77. Por outro lado, também não se pode sustentar, como parece implicitamente fazer o Reino dos Países Baixos, que essa conclusão não tem em conta o facto de o comportamento sancionável consistir no não cumprimento de dois requisitos que devem ser considerados cumulativos: a ultrapassagem da norma fixada e a não compra dos direitos de emissão em falta. Tal argumento peca, de facto, por excessivo formalismo. Relativamente a uma empresa excluída do sistema de transacção dos direitos de emissão criado pela medida em causa, que é obrigada a respeitar os valores‑limite de emissão impostos ou a pagar uma coima (48), as empresas que fazem parte desse sistema, caso ultrapassem a norma fixada, dispõem de uma alternativa à sanção. Contrariamente ao que o Reino dos Países Baixos parece afirmar, essa alternativa é real. As referidas empresas podem, de facto, no fim de cada ano, decidir entre comprar imediatamente os direitos em falta ou pagar a coima e comprá‑los num momento posterior (49). Estas escolherão a primeira opção se, em função do valor dos direitos de emissão no mercado, lhes for mais vantajoso comprar os direitos em falta do que pagar a coima. Escolherão, pelo contrário, a segunda opção se entenderem que o valor dos direitos no mercado diminuirá em tal medida que torna mais vantajoso diferir a compra apesar de isso implicar o pagamento da coima, ou se considerarem poder dispor para o ano seguinte, graças a investimentos efectuados ou a efectuar, de direitos de emissão em excesso em tal medida que compensem os que faltam no ano em curso (incluindo a posterior redução de 25% que lhes será imposta).
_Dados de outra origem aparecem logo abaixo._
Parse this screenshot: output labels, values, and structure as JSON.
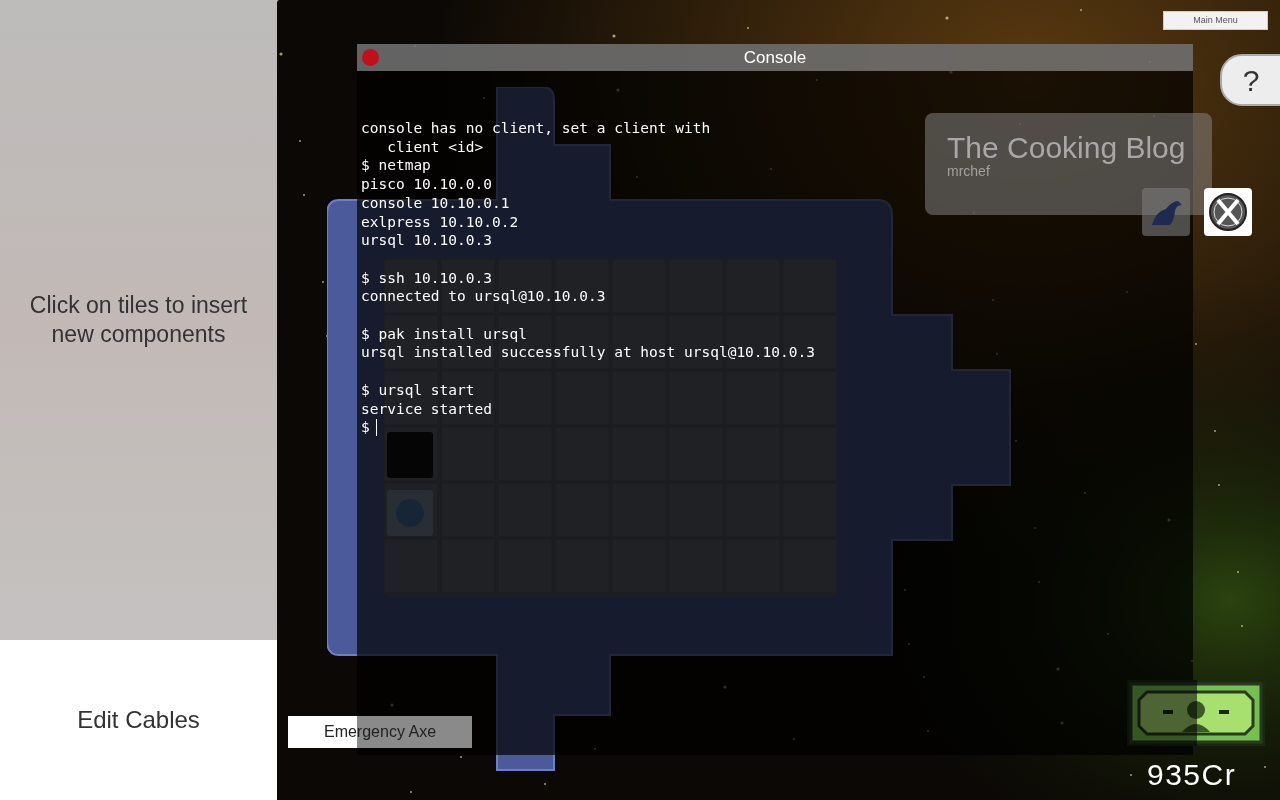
{
  "sidebar": {
    "hint": "Click on tiles to insert new components",
    "edit_cables_button": "Edit Cables"
  },
  "main_menu_button": "Main Menu",
  "help_button": "?",
  "console": {
    "title": "Console",
    "blocks": [
      [
        "console has no client, set a client with",
        "   client <id>",
        "$ netmap",
        "pisco 10.10.0.0",
        "console 10.10.0.1",
        "exlpress 10.10.0.2",
        "ursql 10.10.0.3"
      ],
      [
        "$ ssh 10.10.0.3",
        "connected to ursql@10.10.0.3"
      ],
      [
        "$ pak install ursql",
        "ursql installed successfully at host ursql@10.10.0.3"
      ],
      [
        "$ ursql start",
        "service started"
      ]
    ],
    "prompt": "$"
  },
  "blog_card": {
    "title": "The Cooking Blog",
    "author": "mrchef"
  },
  "emergency_button": "Emergency Axe",
  "credits": "935Cr"
}
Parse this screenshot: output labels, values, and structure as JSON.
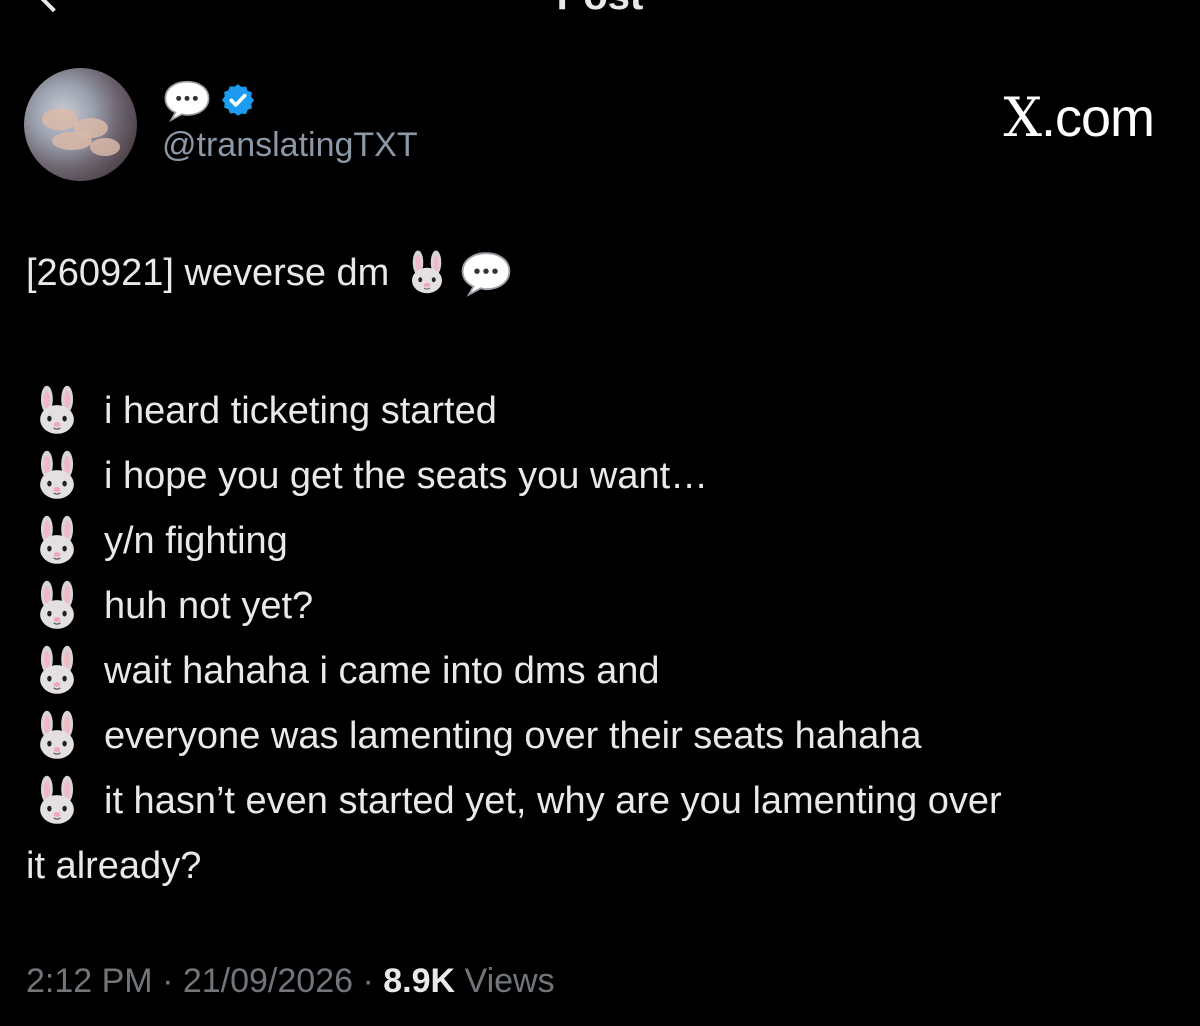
{
  "header": {
    "title": "Post"
  },
  "account": {
    "handle": "@translatingTXT",
    "display_name_icons": [
      "speech-bubble-icon",
      "verified-badge-icon"
    ]
  },
  "watermark": {
    "x": "X",
    "domain": ".com"
  },
  "tweet": {
    "headline": "[260921] weverse dm",
    "headline_emojis": [
      "rabbit-face-icon",
      "speech-bubble-icon"
    ],
    "lines": [
      "i heard ticketing started",
      "i hope you get the seats you want…",
      "y/n fighting",
      "huh not yet?",
      "wait hahaha i came into dms and",
      "everyone was lamenting over their seats hahaha",
      "it hasn’t even started yet, why are you lamenting over"
    ],
    "last_line_wrap": "it already?"
  },
  "meta": {
    "time": "2:12 PM",
    "separator": " · ",
    "date": "21/09/2026",
    "views_count": "8.9K",
    "views_label": " Views"
  },
  "colors": {
    "background": "#000000",
    "text": "#e7e9ea",
    "secondary": "#71767b",
    "handle": "#8b98a5",
    "verified": "#1d9bf0"
  }
}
78. Considero, portanto, que os argumentos invocados pelo Reino dos Países Baixos não permitem concluir que o n.° 73 do acórdão recorrido está viciado de erro de direito.
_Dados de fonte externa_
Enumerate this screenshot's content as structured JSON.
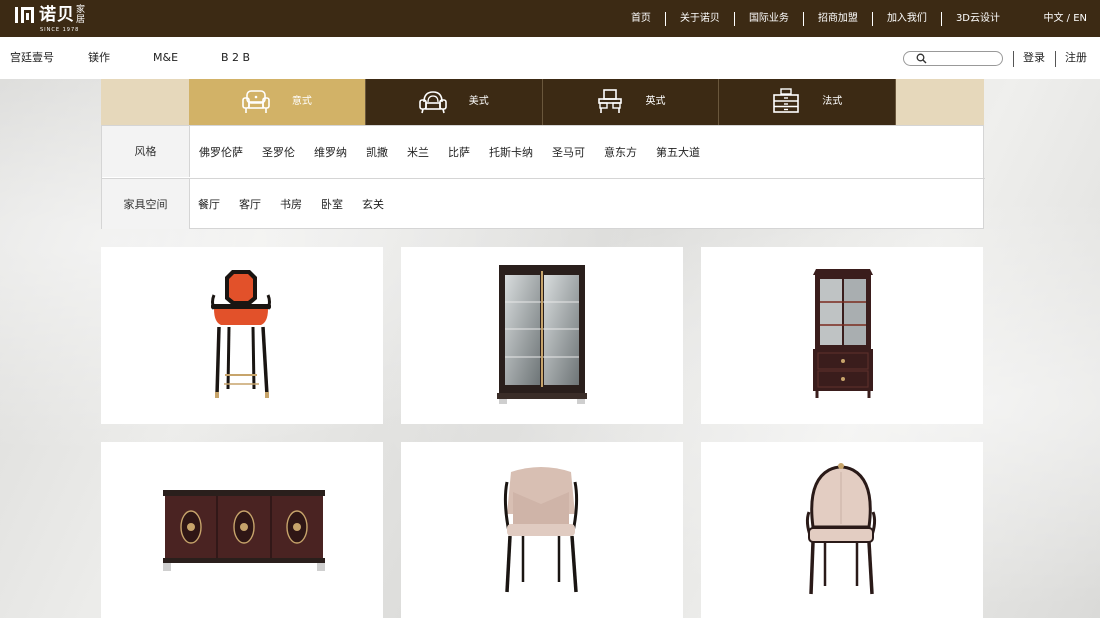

3. Conclusões quanto à primeira parte
79. Com base no que precede, a primeira parte, relativa à errada interpretação e aplicação do conceito de «vantagem» na acepção do artigo 87.°, n.° 1, CE, deve, em meu entender, ser rejeitada.
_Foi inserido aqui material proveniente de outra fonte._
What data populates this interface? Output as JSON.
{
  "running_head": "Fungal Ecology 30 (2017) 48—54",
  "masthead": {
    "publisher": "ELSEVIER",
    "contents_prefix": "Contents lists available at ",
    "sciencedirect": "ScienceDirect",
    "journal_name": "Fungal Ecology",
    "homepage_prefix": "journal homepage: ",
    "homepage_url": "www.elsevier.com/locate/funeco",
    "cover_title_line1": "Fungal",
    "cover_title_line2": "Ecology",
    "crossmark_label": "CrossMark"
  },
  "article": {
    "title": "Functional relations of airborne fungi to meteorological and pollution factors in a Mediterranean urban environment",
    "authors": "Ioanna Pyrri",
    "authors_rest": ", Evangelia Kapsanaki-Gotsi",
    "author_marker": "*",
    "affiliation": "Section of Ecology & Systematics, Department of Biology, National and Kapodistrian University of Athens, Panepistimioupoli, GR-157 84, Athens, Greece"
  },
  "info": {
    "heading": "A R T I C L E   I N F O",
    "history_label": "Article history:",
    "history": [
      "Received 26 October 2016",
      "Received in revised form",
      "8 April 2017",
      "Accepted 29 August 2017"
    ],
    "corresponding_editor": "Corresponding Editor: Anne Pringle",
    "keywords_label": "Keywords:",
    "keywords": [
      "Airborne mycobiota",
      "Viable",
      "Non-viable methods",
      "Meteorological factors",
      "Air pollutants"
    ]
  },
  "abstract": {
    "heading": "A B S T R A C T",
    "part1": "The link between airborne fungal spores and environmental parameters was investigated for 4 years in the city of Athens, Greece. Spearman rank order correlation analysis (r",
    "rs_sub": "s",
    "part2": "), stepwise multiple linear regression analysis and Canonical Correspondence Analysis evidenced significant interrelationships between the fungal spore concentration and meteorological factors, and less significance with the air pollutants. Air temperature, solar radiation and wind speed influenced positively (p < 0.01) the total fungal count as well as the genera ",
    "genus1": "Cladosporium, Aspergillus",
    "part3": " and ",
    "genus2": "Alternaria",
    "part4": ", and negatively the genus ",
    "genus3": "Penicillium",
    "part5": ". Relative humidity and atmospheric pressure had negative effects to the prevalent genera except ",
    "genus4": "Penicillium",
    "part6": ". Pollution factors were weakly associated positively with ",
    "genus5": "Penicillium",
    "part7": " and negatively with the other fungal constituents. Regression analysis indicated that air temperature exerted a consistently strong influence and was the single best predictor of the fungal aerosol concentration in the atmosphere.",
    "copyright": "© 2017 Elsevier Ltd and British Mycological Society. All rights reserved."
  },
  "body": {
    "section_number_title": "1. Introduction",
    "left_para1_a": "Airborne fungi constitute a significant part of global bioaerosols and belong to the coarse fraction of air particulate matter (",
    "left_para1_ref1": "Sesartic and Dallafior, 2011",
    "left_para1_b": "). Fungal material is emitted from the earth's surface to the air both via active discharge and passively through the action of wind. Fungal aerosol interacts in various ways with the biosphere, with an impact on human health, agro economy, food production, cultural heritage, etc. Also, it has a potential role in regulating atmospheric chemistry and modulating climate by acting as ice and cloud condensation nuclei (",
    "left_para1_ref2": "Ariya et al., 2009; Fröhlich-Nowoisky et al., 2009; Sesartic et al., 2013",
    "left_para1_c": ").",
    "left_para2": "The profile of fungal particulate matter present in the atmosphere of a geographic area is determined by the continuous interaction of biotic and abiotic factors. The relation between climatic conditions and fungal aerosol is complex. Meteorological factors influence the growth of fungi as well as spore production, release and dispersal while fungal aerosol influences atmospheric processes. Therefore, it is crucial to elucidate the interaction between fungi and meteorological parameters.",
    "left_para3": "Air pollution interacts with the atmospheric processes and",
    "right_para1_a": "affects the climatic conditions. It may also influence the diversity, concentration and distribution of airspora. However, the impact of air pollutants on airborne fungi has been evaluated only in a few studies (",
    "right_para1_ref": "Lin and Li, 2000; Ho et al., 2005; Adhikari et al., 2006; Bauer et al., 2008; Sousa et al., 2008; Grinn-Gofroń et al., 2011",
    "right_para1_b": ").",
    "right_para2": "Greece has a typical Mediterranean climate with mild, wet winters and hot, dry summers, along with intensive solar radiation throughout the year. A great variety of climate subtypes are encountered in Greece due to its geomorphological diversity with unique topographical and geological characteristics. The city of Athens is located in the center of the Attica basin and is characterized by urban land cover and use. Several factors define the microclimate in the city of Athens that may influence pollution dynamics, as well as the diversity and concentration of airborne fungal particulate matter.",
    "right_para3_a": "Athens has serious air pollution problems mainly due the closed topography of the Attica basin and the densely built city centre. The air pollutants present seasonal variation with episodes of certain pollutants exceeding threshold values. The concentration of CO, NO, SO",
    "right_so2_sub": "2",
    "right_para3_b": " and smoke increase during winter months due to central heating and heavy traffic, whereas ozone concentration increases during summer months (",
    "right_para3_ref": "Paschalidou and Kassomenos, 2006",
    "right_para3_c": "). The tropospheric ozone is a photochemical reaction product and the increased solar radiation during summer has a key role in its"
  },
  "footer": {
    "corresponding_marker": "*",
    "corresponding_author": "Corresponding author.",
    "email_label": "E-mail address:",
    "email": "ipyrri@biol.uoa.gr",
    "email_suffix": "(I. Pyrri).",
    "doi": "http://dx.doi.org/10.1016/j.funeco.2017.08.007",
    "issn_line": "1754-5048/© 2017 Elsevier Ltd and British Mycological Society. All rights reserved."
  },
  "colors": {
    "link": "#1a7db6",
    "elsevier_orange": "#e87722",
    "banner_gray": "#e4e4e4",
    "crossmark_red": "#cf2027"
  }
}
B – Quanto à segunda parte, relativa à errada interpretação e aplicação do conceito de «financiamento através de recursos estatais» na acepção do artigo 87.°, n.° 1, CE
80. Na segunda parte, o Reino dos Países Baixos e a República Federal da Alemanha contestam a conclusão, constante dos n.os 75 a 77 do acórdão recorrido, segundo a qual as vantagens conferidas pela medida em causa são financiadas por recursos do Estado.
81. No acórdão recorrido, o Tribunal de Primeira Instância considerou, em síntese, que, colocando gratuitamente os direitos de emissão de NOx à disposição das empresas em causa, em vez de os vender ou de os pôr à venda em hasta pública e permitindo às empresas que emitiram NOx em excesso escapar ao pagamento de uma coima comprando no mercado os direitos de emissão em falta, o Reino dos Países Baixos renuncia a recursos do Estado. O Tribunal de Primeira Instância baseou‑se numa jurisprudência assente do Tribunal de Justiça, de acordo com a qual mesmo a renúncia por parte do Estado a cobrar receitas, embora não implicando transferência de recursos públicos, pode constituir um auxílio (50). Com base nessa jurisprudência, o Tribunal de Justiça já afirmou que podem satisfazer o requisito do financiamento através de recursos estatais uma isenção ou uma redução fiscal (51), uma transferência de impostos e, em determinadas condições, facilidades de pagamento relativas às contribuições para a segurança social, concedidas de forma discricionária a uma empresa pelo organismo encarregado da sua cobrança (52), o fornecimento de bens ou serviços em condições preferenciais (53), a renúncia efectiva aos créditos públicos ou uma exoneração da obrigação de pagamento de multas e outras sanções pecuniárias (54).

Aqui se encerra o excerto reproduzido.